From a sustainability perspective, this is desirable because it may facilitate a wider adoption of WTRs, some of which also offer substantially more positive environmental impacts than the model currently dominating communication. For instance, reducing workloads for underpaid workers may have positive (primary) effects by reducing production, while reducing the salaries of high income WTR participants is likely to benefit the environment by reducing consumption. Reducing both at the same time without increasing the working hours of others—e.g. by creating a culture and institutional environment in which skilled workers who are difficult to replace choose shorter hours—is even more likely to improve sustainability. In fact, such WTRs are actual post-growth strategies, whereas preserving (or even increasing) aggregate production and consumption align more with the strategy of ‘green growth’, which is very likely to be insufficient to achieve internationally agreed sustainability targets (Antal and van den Bergh, 2016; Haberl et al., 2020; Hickel and Kallis, 2020; Vadén et al., 2020). These observations call for discussions of WTRs to adopt a broader, more systemic perspective that integrates bargaining power, income inequality, institutional drivers and constraints, as well as attitudes to work and consumption—all differentiated between cultural and work contexts.

Conclusion

Our analysis confirms the hypothesis that media and advocacy discourses on WTRs are dominated by a specific type of reduction whose potential to attract participants and trigger environmental benefits is significantly exaggerated in comparison to the scientific discourse. Crowding out more environmentally promising types of WTRs from media discussions is a risk from a sustainability perspective. Advocacy organisations have a key role in the frame setting process, contributing to a depoliticised and misleading media representation of WTRs.

Other stakeholders could do more to make the picture more realistic. Journalists could pay more attention to not repeat false claims previously made in the media and ideally contact researchers whenever they write about the topic. As a result, they might realise that gradual WTRs triggered by a variety of promotion methods are more significant than the trials that currently receive most attention. Researchers, who are likely to be the main audience of this paper, could make their cooperation dependent on a more balanced and transparent communication by advocacies. For instance, they could refuse collaboration if pilot reports leave key pieces of information out of the executive summaries that are widely used by journalists. More generally, cooperation could also be suspended with groups spreading misleading information, even if that may diminish access to studying trials. Furthermore, researchers could explain under which conditions they would favour WTRs for their potential to spur economic growth as emphasised by advocacies vs. their potential to make degrowth socially acceptable. How each could work in specific contexts is a crucial question not appearing in current media discussions.

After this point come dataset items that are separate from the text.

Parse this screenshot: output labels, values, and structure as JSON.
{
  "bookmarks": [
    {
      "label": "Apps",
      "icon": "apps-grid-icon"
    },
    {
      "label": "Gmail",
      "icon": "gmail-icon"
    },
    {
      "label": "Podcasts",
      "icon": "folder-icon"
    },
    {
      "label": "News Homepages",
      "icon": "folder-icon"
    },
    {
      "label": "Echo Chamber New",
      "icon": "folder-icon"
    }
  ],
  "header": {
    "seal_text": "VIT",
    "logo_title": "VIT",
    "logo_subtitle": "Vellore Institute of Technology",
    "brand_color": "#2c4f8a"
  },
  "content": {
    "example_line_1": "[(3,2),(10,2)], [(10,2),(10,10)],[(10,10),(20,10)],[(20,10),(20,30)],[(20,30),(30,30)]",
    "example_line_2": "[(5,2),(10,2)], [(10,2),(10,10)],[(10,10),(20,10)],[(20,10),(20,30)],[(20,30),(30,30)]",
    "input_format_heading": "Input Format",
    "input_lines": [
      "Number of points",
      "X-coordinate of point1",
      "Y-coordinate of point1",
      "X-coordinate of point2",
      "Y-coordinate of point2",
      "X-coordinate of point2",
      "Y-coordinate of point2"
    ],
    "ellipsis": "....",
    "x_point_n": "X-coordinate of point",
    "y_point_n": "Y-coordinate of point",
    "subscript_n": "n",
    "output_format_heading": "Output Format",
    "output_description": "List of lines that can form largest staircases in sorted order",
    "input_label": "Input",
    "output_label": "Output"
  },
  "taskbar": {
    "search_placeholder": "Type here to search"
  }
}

We argue that advocates, researchers, journalists and other potential stakeholders should focus more on other types of WTR to contribute to a more credible discourse that addresses practical and political trade-offs when they arise. We also point out that this is especially important from a sustainability perspective because currently neglected types of WTRs can be more environmentally beneficial. Therefore, we suggest a major reframing of WTRs, shifting away from promising automatic success for all through a model that does not suggest significant potential for ecological benefits and toward one that emphasises distributive justice and sustainability through a mix of bargained trade-offs and power struggles.